Brief Fact Summary. A bank had a security interest in a contract between construction company 1 and a hotel. Because a condition did not occur, the contract between the construction company 1 and the hotel was terminated. The hotel entered into a contract with construction company 2 to do the same work construction company 1 was supposed to. Construction company 2 entered into a sub-contract with a Construction company 3, controlled by the owner of construction company 1.
Synopsis of Rule of Law. An assignee with rights in a contract between parties A and B, does not necessarily have recourse in a contract between parties C and D, after the contract between A and B is terminated in good faith, even if the owner of party D was the owner of party B.

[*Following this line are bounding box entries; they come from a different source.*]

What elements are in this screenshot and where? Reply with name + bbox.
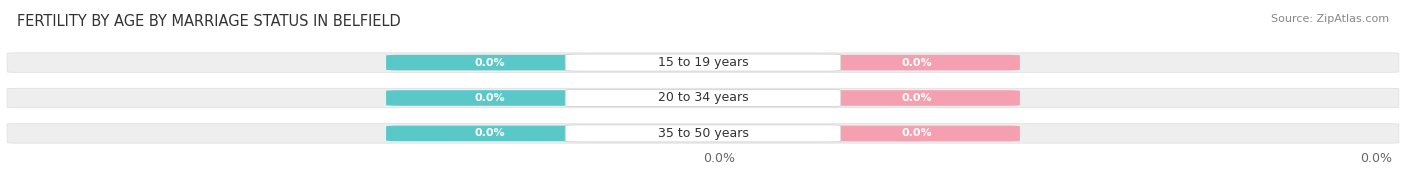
FancyBboxPatch shape: [813, 55, 1019, 70]
Text: 0.0%: 0.0%: [901, 93, 932, 103]
Text: Source: ZipAtlas.com: Source: ZipAtlas.com: [1271, 14, 1389, 24]
Text: 0.0%: 0.0%: [474, 58, 505, 68]
Text: 0.0%: 0.0%: [474, 128, 505, 138]
Text: 15 to 19 years: 15 to 19 years: [658, 56, 748, 69]
Text: 0.0%: 0.0%: [474, 93, 505, 103]
FancyBboxPatch shape: [7, 53, 1399, 72]
FancyBboxPatch shape: [565, 125, 841, 142]
FancyBboxPatch shape: [7, 124, 1399, 143]
FancyBboxPatch shape: [7, 88, 1399, 108]
FancyBboxPatch shape: [813, 90, 1019, 106]
Text: 0.0%: 0.0%: [901, 58, 932, 68]
Text: 35 to 50 years: 35 to 50 years: [658, 127, 748, 140]
Text: 0.0%: 0.0%: [703, 152, 735, 165]
FancyBboxPatch shape: [387, 55, 593, 70]
FancyBboxPatch shape: [565, 54, 841, 71]
Text: FERTILITY BY AGE BY MARRIAGE STATUS IN BELFIELD: FERTILITY BY AGE BY MARRIAGE STATUS IN B…: [17, 14, 401, 29]
Text: 0.0%: 0.0%: [1360, 152, 1392, 165]
FancyBboxPatch shape: [387, 126, 593, 141]
FancyBboxPatch shape: [813, 126, 1019, 141]
FancyBboxPatch shape: [387, 90, 593, 106]
FancyBboxPatch shape: [565, 90, 841, 106]
Text: 0.0%: 0.0%: [901, 128, 932, 138]
Text: 20 to 34 years: 20 to 34 years: [658, 92, 748, 104]
Legend: Married, Unmarried: Married, Unmarried: [620, 193, 786, 196]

If an account debtor fails to comply with a valid assignment and improperly pays the assignor, the account debtor may be liable to the assignee for the amount of the improper payment.View Full Point of Law
Issue. Where the Plaintiff had rights in Contract 1 between party A and party B, but Contract 1 is terminated, does the Plaintiff have rights in Contract 2 if party A is the same, but party B is not involved?
Held. The court first observes that §9.318(b) of the Tex.Bus. & Com. Code Ann. governs here. This sections reads: "[s]o far as the right to payment or a part thereof under an assigned contract has not been fully earned by performance, and notwithstanding notification of the assignment, any modification of or substitution for the contract made in good faith and in accordance with reasonable commercial standards is effective against an assignee unless the account debtor has otherwise agreed but the assignee acquires corresponding rights under the modified or substituted contract."

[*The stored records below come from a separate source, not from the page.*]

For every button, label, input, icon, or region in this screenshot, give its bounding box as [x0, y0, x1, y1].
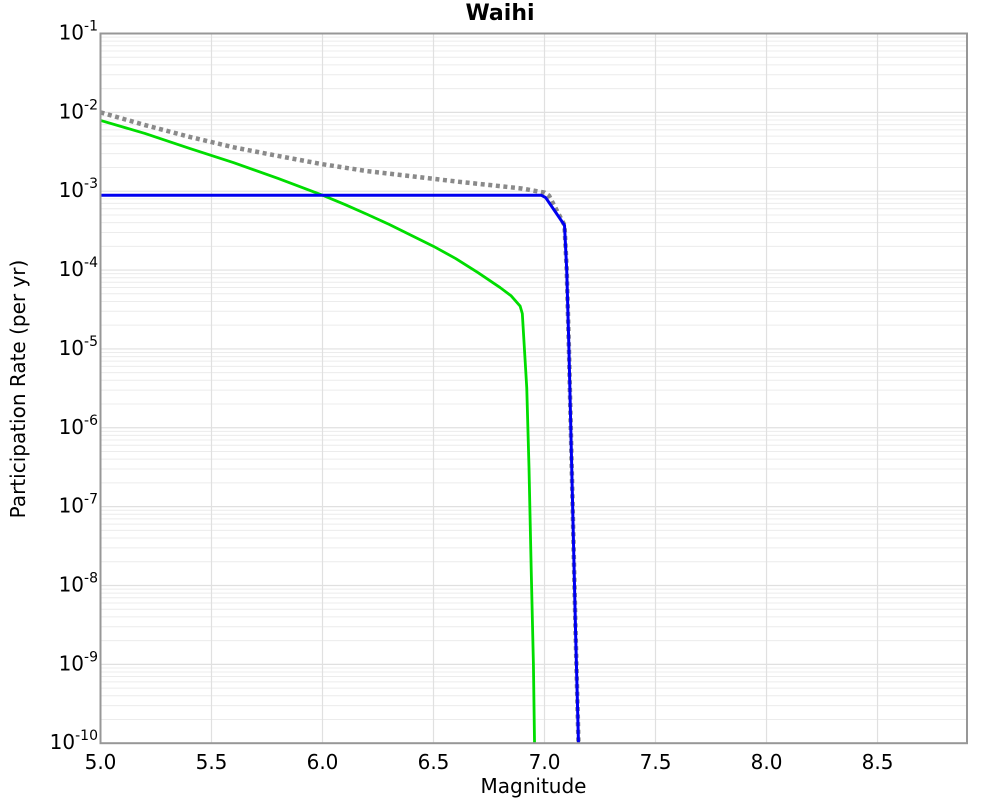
x-tick-labels: 5.0 5.5 6.0 6.5 7.0 7.5 8.0 8.5 — [85, 750, 894, 774]
x-axis-label: Magnitude — [480, 774, 587, 798]
x-tick-label: 7.0 — [529, 750, 561, 774]
series-blue-solid — [100, 193, 580, 744]
grid-minor — [100, 36, 967, 720]
y-tick-label: 10-9 — [59, 649, 98, 675]
y-tick-label: 10-2 — [59, 97, 98, 123]
y-tick-label: 10-6 — [59, 413, 99, 439]
x-tick-label: 6.0 — [307, 750, 339, 774]
chart-title: Waihi — [465, 1, 535, 26]
y-axis-label: Participation Rate (per yr) — [6, 259, 30, 519]
y-tick-label: 10-1 — [59, 19, 98, 45]
axes-frame — [99, 32, 968, 745]
x-tick-label: 7.5 — [640, 750, 672, 774]
y-tick-label: 10-3 — [59, 176, 98, 202]
x-tick-label: 8.0 — [751, 750, 783, 774]
x-tick-label: 8.5 — [862, 750, 894, 774]
y-tick-label: 10-4 — [59, 255, 99, 281]
y-tick-label: 10-5 — [59, 334, 98, 360]
y-tick-label: 10-7 — [59, 492, 98, 518]
series-green-solid — [100, 119, 536, 744]
x-tick-label: 5.5 — [196, 750, 228, 774]
x-tick-label: 6.5 — [418, 750, 450, 774]
x-tick-label: 5.0 — [85, 750, 117, 774]
y-tick-labels: 10-1 10-2 10-3 10-4 10-5 10-6 10-7 10-8 10-9 10-1… — [50, 19, 98, 755]
y-tick-label: 10-10 — [50, 728, 98, 754]
y-tick-label: 10-8 — [59, 570, 98, 596]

• The court first observes that there are two new contracts involved, the one between the Defendant and Pavestone and the one between Pavestone and Pave-Lock Systems, another of Mr. Frownfelter's companies. Thus, one contract was not substituted for the original contract. The court then recognizes Pavestone was not a party to the original contract and there is no evidence that Pavestone knew about the prior security arrangement between the Defendant and FCC. There was also no indication that either of the two aforementioned contracts were ever assigned. As such, "[n]either contract existed in a prior form so as to qualify as a substitution or modification of an earlier contract." Further, since there was no longer privity between the original parties to the assigned agreement, the Defendant could not obtain rights in any of the new contracts. The new contracts were unrelated to the original agreement. It was legally irrelevant that the Defendant and Mr. Frownfelter were "parties to the same general transaction." It is also irrelevant that the Defendant "was aware of Frownfelter's new role at the time the Registry-Pavestone contract."
• The court then recognizes the Plaintiff was not without recourse, because §9-318(2) requires any modification or substitution of the contract to be made in good faith and pursuant to commercial reasonableness. Meaning, those "modifications or substitutions that are fraudulent or intended to circumvent the assignee's rights are ineffective against the assignee."
Discussion. This case offers an interesting discussion into the rights and remedies of an assignee, after the contract the assignee has rights in, is terminated.